A platform cooperative, or platform co-op, is a cooperatively-owned, democratically-governed business that uses a protocol, website or mobile app to facilitate the sale of goods and services. Platform cooperatives are an alternative to venture capital funded platforms insofar as they are owned and governed by those who depend on them most—workers, users, and other relevant stakeholders. Proponents of platform cooperativism claim that, by ensuring the financial and social value of a platform circulate among these participants, platform cooperatives will bring about a more equitable and fair digitally-mediated economy in contrast with the extractive models of corporate intermediaries. Platform cooperatives differ from traditional cooperatives not only due to their use of digital technologies, but also by their contribution to the commons for the purpose of fostering an equitable social and economic landscape.
Platform cooperativism draws upon other attempts at digital disintermediation, including the peer-to-peer production movement, led by Michel Bauwens and the P2P Foundation, which advocates for “new kinds of democratic and economic participation” that rest “upon the free participation of equal partners, engaged in the production of common resources,” as well as the radically-distributed, non-market mechanisms of networked peer-production promoted by Yochai Benkler. Marjorie Kelly's book Owning Our Future contributed the distinction between democratic and extractive ownership design to this discussion.

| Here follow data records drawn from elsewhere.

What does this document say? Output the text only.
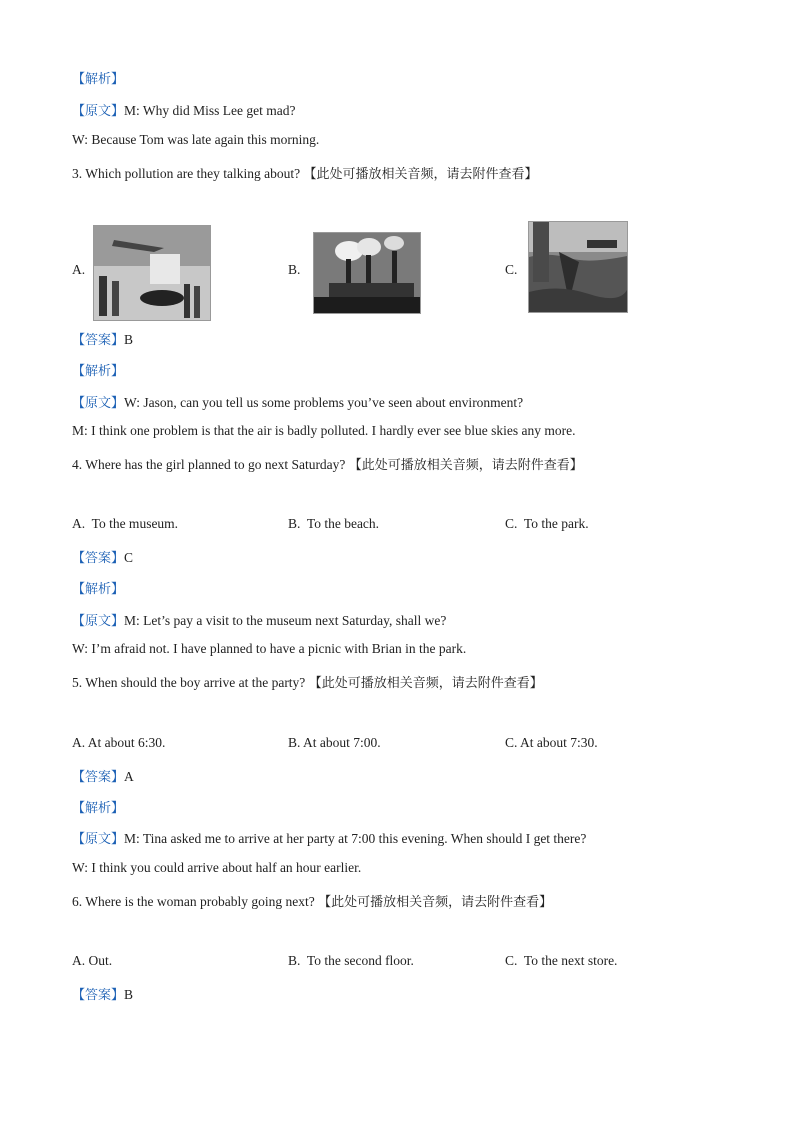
【解析】
【原文】M: Why did Miss Lee get mad?
W: Because Tom was late again this morning.
3. Which pollution are they talking about? 【此处可播放相关音频，请去附件查看】
A.	B.	C.
【答案】B
【解析】
【原文】W: Jason, can you tell us some problems you’ve seen about environment?
M: I think one problem is that the air is badly polluted. I hardly ever see blue skies any more.
4. Where has the girl planned to go next Saturday? 【此处可播放相关音频，请去附件查看】
A. To the museum.	B. To the beach.	C. To the park.
【答案】C
【解析】
【原文】M: Let’s pay a visit to the museum next Saturday, shall we?
W: I’m afraid not. I have planned to have a picnic with Brian in the park.
5. When should the boy arrive at the party? 【此处可播放相关音频，请去附件查看】
A. At about 6:30.	B. At about 7:00.	C. At about 7:30.
【答案】A
【解析】
【原文】M: Tina asked me to arrive at her party at 7:00 this evening. When should I get there?
W: I think you could arrive about half an hour earlier.
6. Where is the woman probably going next? 【此处可播放相关音频，请去附件查看】
A. Out.	B. To the second floor.	C. To the next store.
【答案】B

While there is no commonly accepted typology of platform cooperatives, researchers often ontologize platform cooperatives by industry. Some potential categories include: transportation, on-demand labor, journalism, music, creative projects, timebank, film, home health care, photography, data cooperatives, marketplaces. Other typologies differentiate platform cooperatives by their governance or ownership structures.
Many platform co-operatives use business models similar to better-known apps or web services, but with a cooperative structure. For example, there are numerous driver-owned taxi apps that allow customers to submit trip requests and notify the nearest driver, similar to Uber.
The Internet of Ownership website includes a directory of the platform co-op "ecosystem."
is a platform cooperative headquartered in Victoria, British Columbia. It is a “highly curated collection of royalty-free stock photography and video footage that is ‘beautiful, distinctive, and highly usable.’” Stocksy’s website says, describing its ethos, “We believe in creative integrity, fair profit sharing, and co-ownership, with every voice being heard,” which has been claimed to be “a tribute to the operating ethos of any Platform Cooperative.” In 2015, Stocksy earned $7.9 million in sales—doubling its revenues from the year prior—and paid a dividend of $200,000 to its members.